El hombre que hacía chistes a los mozos

Luis solía ir a comer afuera, era uno de sus divertimentos. A él le gustaba mostrarse amistoso y ganarse la confianza de la gente, no con el objetivo de obtener mejor servicio por eso sino para caer simpático. Le gustaba caerle bien a la gente y la trataba con sonrisas, prefiriendo ver también una sonrisa en los que se cruzaban en su vida.

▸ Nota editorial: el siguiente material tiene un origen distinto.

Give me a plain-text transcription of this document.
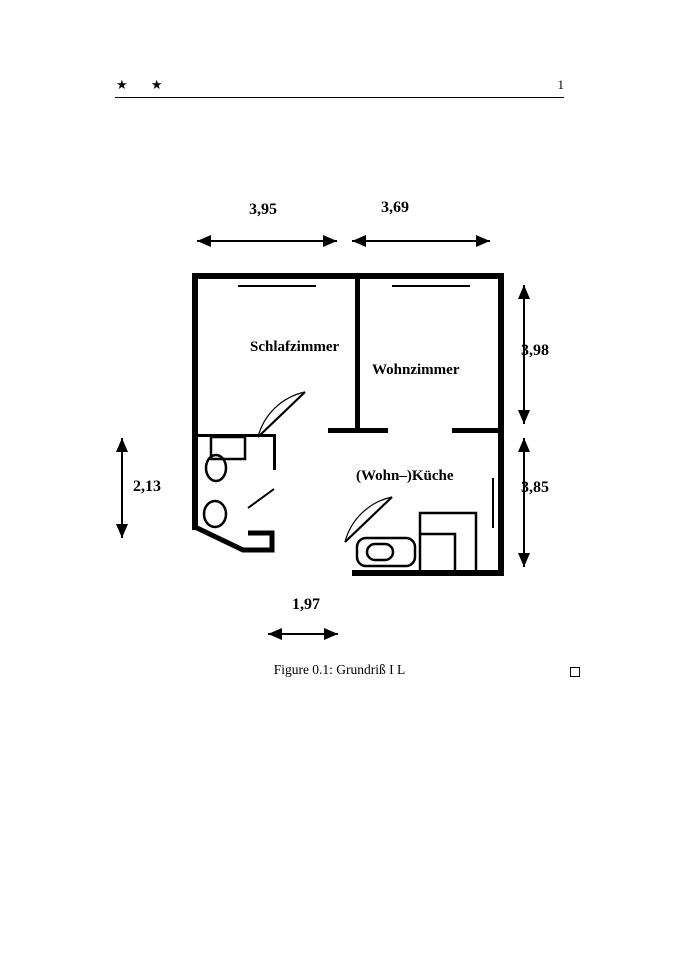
★ ★	1
Schlafzimmer
Wohnzimmer
(Wohn–)Küche
3,95	3,69
3,98
3,85
2,13
1,97
Figure 0.1: Grundriß I L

Por eso le pareció buena idea hacer chistes a los mozos de los restaurantes a los que iba. No le costaba nada y pensaba que podía ser una manera de alegrar a gente que no sólo lo servía sino que hacía un trabajo que a él no le parecía muy atractivo. Vale aclarar que Luis no tomó una decisión de dedicarse a hacer chistes a los mozos, sino que se limitó a no excluirlos de los chistes que hacía en general.
Un día la persona que estaba con él quería tomar agua con gas y él quería agua sin gas. Entonces se le ocurrió algo ingenioso y llamó al mozo:
-Para tomar queremos un agua con gas y una soda sin gas.
Pero el mozo no inició la predecible carcajada, sino que le contestó con una pregunta:
-¿Qué?
La persona que acompañaba a Luis, que lo conocía, se apiadó del mozo y le hizo el pedido en los términos usuales.
A Luis no le había gustado que el mozo no entendiera el chiste que a él le había parecido bueno, por más que se le hubiera ocurrido a él mismo. Y adjudicó la reacción al ruido del lugar, al apuro del mozo y a su negativa a repetir los chistes una vez dichos.
Otro día le preguntó a un mozo de un restaurante algo caro si la cantidad de ravioles que venían en los platos que servían allí se podía contar con los dedos de una mano. El mozo le contestó ofendido que sí, y su intento de quedar simpático fue neutralizado.
En otra ocasión había pedido pastas sin volver a preguntar cuántas venían, pero no le habían traído queso rallado. Entonces llamó al mozo y le pidió si le podía traer “queso de rallar rallado”. El mozo hizo una mueca y Luis, resignado, dijo “queso rallado”, aditivo que el camarero acercó un instante después.
Pero estas decepciones no habían hecho que Luis dejara de hacer chistes a los mozos. Él tenía confianza en sus chistes y en la capacidad de los mozos en entenderlos. Hasta que un día fue a una confitería a merendar y pidió un tostado de jamón y queso sin jamón. El mozo le dijo que se lo iba a traer, sin reírse ni pedirle que repitiera. Pero luego de unos minutos le trajo un sándwich de jamón y queso sin tostar.
En ese momento Luis comprendió que no era conveniente hacer chistes a los mozos y, triste, eligió no volver a hacerlo.